What is Pietra Dura?
Pietra Dura, commonly known as Florentine Mosaics but sometimes called marquetry in stone, is a highly skilled and little known craft using semi-precious stones, hard stones and marbles to create exquisite and life-like “paintings in stone”.
The History of Pietra Dura.
This ancient 16th Century technique originated in Italy and was sponsored by the Medici family in Florence throughout the Renaissance. By the 18th Century Pietra Dura had spread throughout Europe and was a must-have collectors item for any aristocrat doing the Grand Tour, the results of which can be seen in many National Trust houses and private stately homes today.
Having declined since the world wars Florentine Pietra Dura is kept alive by a handful of dedicated artists, most, but not all, in Florence. Thomas Greenaway is the only English craftsman producing original pieces in the traditional style. From his workshop in Northamptonshire Thomas produces a range of eye-catching and unique works of art including tabletops, jewelry boxes, paperweights and framed panels. He also restores rare and antique Pietra Dura tables and makes bespoke items to commission, which are sold worldwide.
Various different methods can be employed to create Pietra Dura depending on the object being made. Panels are made in two ways: Commesso (where pieces are fitted side by side to the edge of the panel) or Intarsia (where pieces are inlaid into a marble background).

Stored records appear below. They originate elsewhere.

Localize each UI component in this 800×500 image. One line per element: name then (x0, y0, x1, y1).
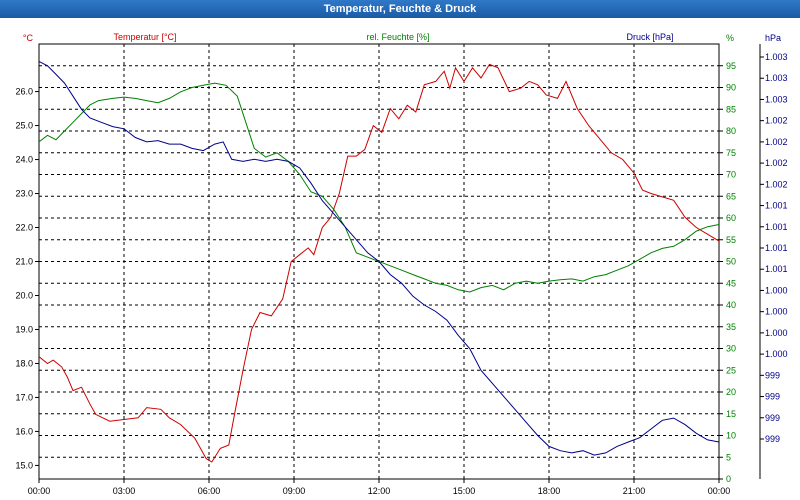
x-tick-label-time: 18:00 (538, 486, 561, 496)
temperature-tick-label: 15.0 (15, 460, 33, 470)
x-tick-label-time: 06:00 (198, 486, 221, 496)
x-tick-label-time: 15:00 (453, 486, 476, 496)
temperature-tick-label: 18.0 (15, 358, 33, 368)
chart-canvas: 00:0018.07.2003:0018.07.2006:0018.07.200… (15, 32, 788, 496)
temperature-tick-label: 20.0 (15, 290, 33, 300)
humidity-tick-label: 45 (726, 278, 736, 288)
pressure-tick-label: 999 (765, 370, 780, 380)
humidity-tick-label: 90 (726, 83, 736, 93)
temperature-tick-label: 19.0 (15, 324, 33, 334)
pressure-tick-label: 1.000 (765, 285, 788, 295)
pressure-tick-label: 999 (765, 413, 780, 423)
humidity-tick-label: 10 (726, 431, 736, 441)
temperature-tick-label: 26.0 (15, 87, 33, 97)
temperature-line (38, 63, 720, 463)
pressure-unit: hPa (765, 33, 781, 43)
temperature-tick-label: 24.0 (15, 155, 33, 165)
humidity-tick-label: 30 (726, 344, 736, 354)
x-tick-label-time: 00:00 (28, 486, 51, 496)
pressure-tick-label: 1.003 (765, 52, 788, 62)
x-tick-label-time: 03:00 (113, 486, 136, 496)
pressure-tick-label: 1.003 (765, 73, 788, 83)
pressure-tick-label: 1.000 (765, 307, 788, 317)
pressure-tick-label: 1.001 (765, 222, 788, 232)
temperature-unit: °C (23, 33, 34, 43)
humidity-tick-label: 50 (726, 257, 736, 267)
humidity-tick-label: 55 (726, 235, 736, 245)
pressure-tick-label: 999 (765, 434, 780, 444)
humidity-tick-label: 5 (726, 452, 731, 462)
pressure-tick-label: 1.002 (765, 137, 788, 147)
temperature-tick-label: 23.0 (15, 189, 33, 199)
temperature-tick-label: 25.0 (15, 121, 33, 131)
temperature-tick-label: 16.0 (15, 426, 33, 436)
pressure-tick-label: 999 (765, 392, 780, 402)
temperature-tick-label: 22.0 (15, 223, 33, 233)
pressure-tick-label: 1.003 (765, 94, 788, 104)
axis-labels: 00:0018.07.2003:0018.07.2006:0018.07.200… (15, 32, 788, 496)
humidity-tick-label: 65 (726, 191, 736, 201)
pressure-tick-label: 1.001 (765, 264, 788, 274)
pressure-tick-label: 1.002 (765, 116, 788, 126)
temperature-tick-label: 17.0 (15, 392, 33, 402)
humidity-tick-label: 75 (726, 148, 736, 158)
humidity-tick-label: 70 (726, 170, 736, 180)
x-tick-label-time: 00:00 (708, 486, 731, 496)
pressure-tick-label: 1.000 (765, 349, 788, 359)
x-tick-label-time: 12:00 (368, 486, 391, 496)
x-tick-label-time: 21:00 (623, 486, 646, 496)
chart-window-title: Temperatur, Feuchte & Druck (0, 0, 800, 18)
humidity-tick-label: 95 (726, 61, 736, 71)
humidity-tick-label: 0 (726, 474, 731, 484)
humidity-tick-label: 35 (726, 322, 736, 332)
humidity-tick-label: 80 (726, 126, 736, 136)
series-label: Druck [hPa] (626, 32, 673, 42)
series-label: rel. Feuchte [%] (366, 32, 429, 42)
pressure-tick-label: 1.001 (765, 243, 788, 253)
pressure-tick-label: 1.002 (765, 179, 788, 189)
pressure-line (38, 60, 720, 456)
pressure-tick-label: 1.000 (765, 328, 788, 338)
humidity-tick-label: 15 (726, 409, 736, 419)
humidity-tick-label: 60 (726, 213, 736, 223)
humidity-tick-label: 85 (726, 104, 736, 114)
series-group (38, 60, 720, 463)
humidity-tick-label: 20 (726, 387, 736, 397)
pressure-tick-label: 1.002 (765, 158, 788, 168)
temperature-tick-label: 21.0 (15, 257, 33, 267)
grid (35, 44, 764, 483)
humidity-unit: % (726, 33, 734, 43)
humidity-tick-label: 40 (726, 300, 736, 310)
pressure-tick-label: 1.001 (765, 201, 788, 211)
humidity-line (38, 82, 720, 293)
x-tick-label-time: 09:00 (283, 486, 306, 496)
series-label: Temperatur [°C] (113, 32, 176, 42)
humidity-tick-label: 25 (726, 365, 736, 375)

In order to create a typical intarsia panel carefully selected stones (such as lapis lazuli, jasper, chalcedony and many Tuscan stones) are sliced to a thickness of approx. 3 mm and backed onto slate. A design is traced in detail and paper templates are made for each individual part of the design. The most skillful part of the process is to find a piece of stone with the right colour, shading and texture to exactly match the design, giving the finished object a life-like perspective and depth.
Once the pieces of stone have been selected and the template has been glued on, using a natural bees wax and pine resin glue, the chosen area of stone is then accurately cut out by hand, following the template using a bow saw (archetto) with a plain taught iron wire. Carborundum abrasive is applied to the wire to help it cut the stone. The pieces of stone are then very accurately filed by hand to ensure the join is perfect before being glued together with the bees wax resin and inlaid into a marble panel. Finally the completed work is painstakingly polished by hand using finer grades of carborundum and a hard Agate stone to produce a high glass-like finish.
About Thomas Greenaway.
Thomas discovered Pietra Dura on a visit to Italy where he stumbled across the Opificio delle Pietre Dure in Florence, a cultural heritage institute, which evolved from the Medici Workshops andwhich houses an excellent collection of Pietra Dura. He was instantly smitten with this beautiful and precise work and spent the next four years training in the Pietra Dura workshops of Florence before returning to Northamptonshire to start up his own business, Greenaway Mosaics.
Having previously trained at The Chippendale School of Furniture & Restoration Thomas had already developed a liking for detailed marquetry work in wood but after encountering Pietra Dura, he realised he had found his calling. Stone had so much more to offer, the skills involved being both challenging and satisfying, requiring skill, patience, dedication and, of course, prodigious talent. Working every day in this ancient and delicate art, making the stones come alive is what Thomas loves and through him the art of Pietra Dura lives on.